Simone sensed it. She came back for them and looked at my face. “You good?”
“Tired. Long tomorrow.”
She didn’t buy it but hugged me anyway. “Call me,” she said. “Whatever it is.”
I said I would, with no intention to.
Later, I heard the beeps of Julian's key code. Micah had gone to bed, and I’d turned the lights off as the dark came down.
The dark was the only thing in the house that wasn't asking me to be okay.
Julian came in, found me by the shape of me on the end of the couch, and didn't reach for a switch either.
“What’s wrong?” he asked, sitting down.
“I'm fine.”
“You're sitting in the dark.”
“I like the dark.”
He just sat at the other end of the couch and waited, which was worse than a question, because a question I could have answered with a lie.
“His mistress wrote me. The one he got shot with.” I said finally. “She has a little girl. Five.” I made myself say the rest. “Malik's daughter.”
He went very still.
“Says she wants them to know each other,” I laughed in disbelief. “Like it's a nice thing. Like I should be glad.”
He slid closer to me. “Alyssa.”
“I didn't know. Five years he's been gone, and there's a whole human, Julian. A child I didn't know about. He was out there makng babies, while I was at home washing his clothes… like a damn id—iot.” I came apart on the last word.
Julian got an arm around me, and I laid my head on him and felt myself crack open.
I’d never really cried. Not since the first week, when there was a funeral to plan, and a toddler to keep upright and then creditors, and investigators, and trials.
Somewhere in there I'd decided crying was a thing I'd get to later, and then I decided crying was a thing he wasn't worthy of.
And now five years of it arrived at once, and it was not graceful. It bent me.
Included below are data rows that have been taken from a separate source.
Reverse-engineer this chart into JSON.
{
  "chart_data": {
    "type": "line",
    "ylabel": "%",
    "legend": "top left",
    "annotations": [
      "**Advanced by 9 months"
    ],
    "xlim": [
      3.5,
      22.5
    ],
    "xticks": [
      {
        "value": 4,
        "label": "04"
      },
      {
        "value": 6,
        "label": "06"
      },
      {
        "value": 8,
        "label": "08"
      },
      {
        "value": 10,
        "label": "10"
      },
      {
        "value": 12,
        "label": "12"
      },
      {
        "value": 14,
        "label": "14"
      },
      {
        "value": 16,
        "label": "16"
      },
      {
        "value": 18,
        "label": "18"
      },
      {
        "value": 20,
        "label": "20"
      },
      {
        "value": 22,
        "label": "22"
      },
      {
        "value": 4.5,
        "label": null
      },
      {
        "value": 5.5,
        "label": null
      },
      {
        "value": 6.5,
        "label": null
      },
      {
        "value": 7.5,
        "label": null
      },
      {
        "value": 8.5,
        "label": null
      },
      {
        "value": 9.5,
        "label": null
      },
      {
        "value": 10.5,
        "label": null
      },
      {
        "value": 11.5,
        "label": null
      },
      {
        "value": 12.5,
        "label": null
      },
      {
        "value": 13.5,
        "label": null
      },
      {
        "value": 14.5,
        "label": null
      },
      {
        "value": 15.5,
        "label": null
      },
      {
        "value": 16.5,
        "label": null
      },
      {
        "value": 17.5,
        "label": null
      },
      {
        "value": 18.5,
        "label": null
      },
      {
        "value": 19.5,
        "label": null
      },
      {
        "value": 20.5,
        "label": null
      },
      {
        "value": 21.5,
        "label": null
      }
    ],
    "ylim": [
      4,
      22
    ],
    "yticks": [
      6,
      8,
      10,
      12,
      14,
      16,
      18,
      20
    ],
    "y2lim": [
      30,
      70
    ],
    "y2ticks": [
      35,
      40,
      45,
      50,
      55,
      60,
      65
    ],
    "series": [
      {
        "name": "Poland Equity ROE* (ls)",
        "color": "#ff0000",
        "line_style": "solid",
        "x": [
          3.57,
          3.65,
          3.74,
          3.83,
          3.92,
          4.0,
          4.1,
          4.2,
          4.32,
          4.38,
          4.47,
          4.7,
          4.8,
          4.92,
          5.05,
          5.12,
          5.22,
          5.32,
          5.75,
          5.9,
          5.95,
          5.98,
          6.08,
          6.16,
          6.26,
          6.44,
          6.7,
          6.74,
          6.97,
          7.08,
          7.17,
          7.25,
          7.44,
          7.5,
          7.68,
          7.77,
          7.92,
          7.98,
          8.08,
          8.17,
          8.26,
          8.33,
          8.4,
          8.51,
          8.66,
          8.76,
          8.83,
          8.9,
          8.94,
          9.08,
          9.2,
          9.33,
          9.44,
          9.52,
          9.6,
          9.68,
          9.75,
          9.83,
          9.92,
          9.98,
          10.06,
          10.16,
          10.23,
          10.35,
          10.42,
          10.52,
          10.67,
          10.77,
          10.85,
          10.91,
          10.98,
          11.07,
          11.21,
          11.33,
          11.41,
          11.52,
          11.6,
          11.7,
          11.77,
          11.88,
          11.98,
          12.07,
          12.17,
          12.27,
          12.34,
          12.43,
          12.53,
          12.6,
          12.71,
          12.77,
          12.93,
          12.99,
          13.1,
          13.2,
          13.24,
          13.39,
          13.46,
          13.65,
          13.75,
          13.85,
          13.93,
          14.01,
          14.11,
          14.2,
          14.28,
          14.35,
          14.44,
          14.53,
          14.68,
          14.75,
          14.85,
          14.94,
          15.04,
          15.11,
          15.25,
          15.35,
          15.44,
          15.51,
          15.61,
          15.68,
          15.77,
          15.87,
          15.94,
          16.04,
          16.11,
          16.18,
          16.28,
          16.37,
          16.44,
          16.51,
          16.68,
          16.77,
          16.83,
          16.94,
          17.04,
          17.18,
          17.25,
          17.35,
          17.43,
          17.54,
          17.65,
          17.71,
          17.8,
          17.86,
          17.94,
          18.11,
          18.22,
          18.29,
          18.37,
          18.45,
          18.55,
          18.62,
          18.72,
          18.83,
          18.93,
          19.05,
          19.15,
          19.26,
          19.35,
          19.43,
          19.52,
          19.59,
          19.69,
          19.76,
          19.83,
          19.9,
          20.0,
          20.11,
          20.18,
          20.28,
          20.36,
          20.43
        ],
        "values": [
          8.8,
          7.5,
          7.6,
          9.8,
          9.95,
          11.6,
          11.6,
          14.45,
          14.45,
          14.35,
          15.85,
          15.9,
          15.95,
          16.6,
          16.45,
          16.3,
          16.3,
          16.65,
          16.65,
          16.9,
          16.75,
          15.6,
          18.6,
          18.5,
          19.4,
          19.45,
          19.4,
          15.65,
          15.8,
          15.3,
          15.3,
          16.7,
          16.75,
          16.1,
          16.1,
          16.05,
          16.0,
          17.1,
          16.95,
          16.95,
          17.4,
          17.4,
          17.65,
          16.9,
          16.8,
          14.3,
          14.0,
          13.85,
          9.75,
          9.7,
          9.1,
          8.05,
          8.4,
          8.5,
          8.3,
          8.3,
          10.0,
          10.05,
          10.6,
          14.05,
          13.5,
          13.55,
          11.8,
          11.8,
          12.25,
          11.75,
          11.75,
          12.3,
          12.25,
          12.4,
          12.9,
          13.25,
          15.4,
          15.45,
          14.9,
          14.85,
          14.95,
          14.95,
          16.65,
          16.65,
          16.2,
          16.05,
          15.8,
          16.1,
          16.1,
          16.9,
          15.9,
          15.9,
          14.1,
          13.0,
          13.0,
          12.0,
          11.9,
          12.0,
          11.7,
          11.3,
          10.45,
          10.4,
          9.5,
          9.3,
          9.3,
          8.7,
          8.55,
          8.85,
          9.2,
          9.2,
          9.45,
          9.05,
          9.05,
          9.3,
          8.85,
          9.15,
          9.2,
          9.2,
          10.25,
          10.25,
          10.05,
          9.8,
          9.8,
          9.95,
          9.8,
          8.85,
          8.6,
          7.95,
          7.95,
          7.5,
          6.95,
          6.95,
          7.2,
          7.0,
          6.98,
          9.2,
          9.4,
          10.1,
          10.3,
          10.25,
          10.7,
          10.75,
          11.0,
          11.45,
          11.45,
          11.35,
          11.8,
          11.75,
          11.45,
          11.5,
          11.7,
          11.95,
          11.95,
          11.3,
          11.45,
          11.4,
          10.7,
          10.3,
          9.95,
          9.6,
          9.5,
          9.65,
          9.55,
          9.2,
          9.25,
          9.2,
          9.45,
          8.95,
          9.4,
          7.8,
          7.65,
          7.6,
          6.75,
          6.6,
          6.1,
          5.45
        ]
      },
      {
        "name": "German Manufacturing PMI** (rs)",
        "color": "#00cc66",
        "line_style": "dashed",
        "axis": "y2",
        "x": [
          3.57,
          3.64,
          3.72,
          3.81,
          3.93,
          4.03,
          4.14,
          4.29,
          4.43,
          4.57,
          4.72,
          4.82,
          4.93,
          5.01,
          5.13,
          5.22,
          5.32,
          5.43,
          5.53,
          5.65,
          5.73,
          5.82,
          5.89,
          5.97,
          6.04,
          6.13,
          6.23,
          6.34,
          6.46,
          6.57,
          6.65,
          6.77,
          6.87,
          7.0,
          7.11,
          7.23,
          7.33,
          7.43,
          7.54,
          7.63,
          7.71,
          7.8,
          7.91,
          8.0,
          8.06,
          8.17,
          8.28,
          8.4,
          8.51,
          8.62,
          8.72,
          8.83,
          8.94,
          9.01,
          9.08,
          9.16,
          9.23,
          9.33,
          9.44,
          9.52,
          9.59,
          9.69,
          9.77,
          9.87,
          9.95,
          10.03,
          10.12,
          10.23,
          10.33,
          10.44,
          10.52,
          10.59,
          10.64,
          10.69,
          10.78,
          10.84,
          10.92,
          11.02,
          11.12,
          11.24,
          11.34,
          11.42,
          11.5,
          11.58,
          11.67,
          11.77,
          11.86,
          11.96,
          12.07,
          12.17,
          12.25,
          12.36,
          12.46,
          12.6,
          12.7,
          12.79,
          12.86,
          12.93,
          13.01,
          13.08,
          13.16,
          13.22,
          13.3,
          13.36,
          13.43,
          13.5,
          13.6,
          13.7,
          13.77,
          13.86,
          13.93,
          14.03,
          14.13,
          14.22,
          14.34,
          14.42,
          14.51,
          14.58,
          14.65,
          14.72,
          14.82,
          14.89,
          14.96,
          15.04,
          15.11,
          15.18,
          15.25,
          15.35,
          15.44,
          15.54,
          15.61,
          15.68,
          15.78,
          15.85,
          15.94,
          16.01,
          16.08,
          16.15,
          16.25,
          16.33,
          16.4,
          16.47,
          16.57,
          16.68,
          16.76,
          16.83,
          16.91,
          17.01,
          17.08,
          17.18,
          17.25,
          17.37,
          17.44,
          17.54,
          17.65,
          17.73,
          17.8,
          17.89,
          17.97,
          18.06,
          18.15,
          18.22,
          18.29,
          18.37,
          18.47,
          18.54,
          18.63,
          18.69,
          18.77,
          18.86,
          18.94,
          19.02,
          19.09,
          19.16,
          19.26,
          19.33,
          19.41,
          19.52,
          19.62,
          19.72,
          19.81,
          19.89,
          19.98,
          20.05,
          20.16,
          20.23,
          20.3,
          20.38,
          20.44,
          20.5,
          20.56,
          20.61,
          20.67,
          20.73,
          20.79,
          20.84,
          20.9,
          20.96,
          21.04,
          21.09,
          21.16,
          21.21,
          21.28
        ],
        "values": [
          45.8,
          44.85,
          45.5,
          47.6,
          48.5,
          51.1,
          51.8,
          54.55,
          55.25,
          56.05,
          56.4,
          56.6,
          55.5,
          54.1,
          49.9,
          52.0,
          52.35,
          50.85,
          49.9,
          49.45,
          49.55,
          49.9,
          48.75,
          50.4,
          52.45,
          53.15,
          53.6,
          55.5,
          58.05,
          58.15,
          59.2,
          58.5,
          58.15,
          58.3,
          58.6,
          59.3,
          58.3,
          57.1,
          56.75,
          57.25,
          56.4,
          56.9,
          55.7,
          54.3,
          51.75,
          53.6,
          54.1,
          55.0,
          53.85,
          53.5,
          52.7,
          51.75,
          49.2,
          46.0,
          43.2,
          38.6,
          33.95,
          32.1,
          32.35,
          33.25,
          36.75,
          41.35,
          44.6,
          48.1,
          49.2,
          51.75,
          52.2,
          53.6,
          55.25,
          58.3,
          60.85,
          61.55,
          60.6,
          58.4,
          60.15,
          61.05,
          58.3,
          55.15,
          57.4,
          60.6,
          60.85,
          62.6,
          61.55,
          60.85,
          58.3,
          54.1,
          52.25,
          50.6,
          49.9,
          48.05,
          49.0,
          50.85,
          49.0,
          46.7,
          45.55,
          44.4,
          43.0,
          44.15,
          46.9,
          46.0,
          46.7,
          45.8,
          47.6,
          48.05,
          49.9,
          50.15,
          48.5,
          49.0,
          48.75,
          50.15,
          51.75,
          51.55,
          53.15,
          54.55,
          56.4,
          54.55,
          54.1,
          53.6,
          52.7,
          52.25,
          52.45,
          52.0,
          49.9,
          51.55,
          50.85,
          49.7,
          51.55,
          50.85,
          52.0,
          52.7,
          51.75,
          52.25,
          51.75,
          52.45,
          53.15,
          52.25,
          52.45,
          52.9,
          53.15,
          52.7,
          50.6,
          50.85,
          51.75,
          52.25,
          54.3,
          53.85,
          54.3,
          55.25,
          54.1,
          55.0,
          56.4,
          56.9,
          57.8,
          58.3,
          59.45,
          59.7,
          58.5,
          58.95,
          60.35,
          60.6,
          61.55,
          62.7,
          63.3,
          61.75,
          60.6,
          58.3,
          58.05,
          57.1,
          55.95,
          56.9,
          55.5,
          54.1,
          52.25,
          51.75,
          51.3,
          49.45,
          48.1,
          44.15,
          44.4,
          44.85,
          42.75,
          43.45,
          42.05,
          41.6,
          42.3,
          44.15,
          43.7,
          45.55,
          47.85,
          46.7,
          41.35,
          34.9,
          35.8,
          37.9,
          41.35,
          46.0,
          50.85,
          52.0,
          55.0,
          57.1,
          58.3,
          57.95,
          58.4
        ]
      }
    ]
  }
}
I grabbed a fistful of Julian’s shirt and held on. “I hate him!” I got it out. “I hate that he — I never got to —” I couldn't finish one of them. “He just left all of it. On me.”
“I know, baby.” His hand moved slowly on my back. “Let it out, Lyss.”
“Nobody ever —” I dragged in a breath that shook the whole way down. “The funeral, the lawsuits, the murder trial, Micah. Everybody needed me up.”
“You don't have to be up right now.” His lips stayed at my temple. “I've got you.”
And that was the one. Not don’t let it get to you, or stay strong, or you gotta push through, which is what people said as a kindness. Nobody had told me I could put it down. They told me how to carry it.
Julian told me I could put it down, and so I did.
I cried until my ribs hurt, and my eyes burned, and my throat was sore.
I couldn't distinguish any one thing I was crying about from another.
He didn't shush me. He didn't tell me it would be okay.
Didn't reach for a single one of the sentences people reach for.
He just kept his arm around me, and his hand at the back of my head, and held the whole weight of it without trying to set it aside faster than I was ready to.
When my sobs turned to hiccups, and then to a long quiet, he wiped my face and pulled a blanket over both of us, and didn't move me.
“I'm a mess,” I said into his soaked shirt.
“You're tired. Rest.”
Next thing I knew I woke to gray light, in my bed, still in his arms, with my face stiff from dried tears.
“Hey,” he said, when he felt me come up. “How you feel?”
I ran my reflexes through my mind. Fine, slept great, all better, sorry about last night. But they did not fit my mouth. “Wrung out,” I said honestly. “But lighter, though.”
He didn't answer that, just pressed his mouth to the top of my head and left it there as the morning came up around us, and I lay there letting myself be held.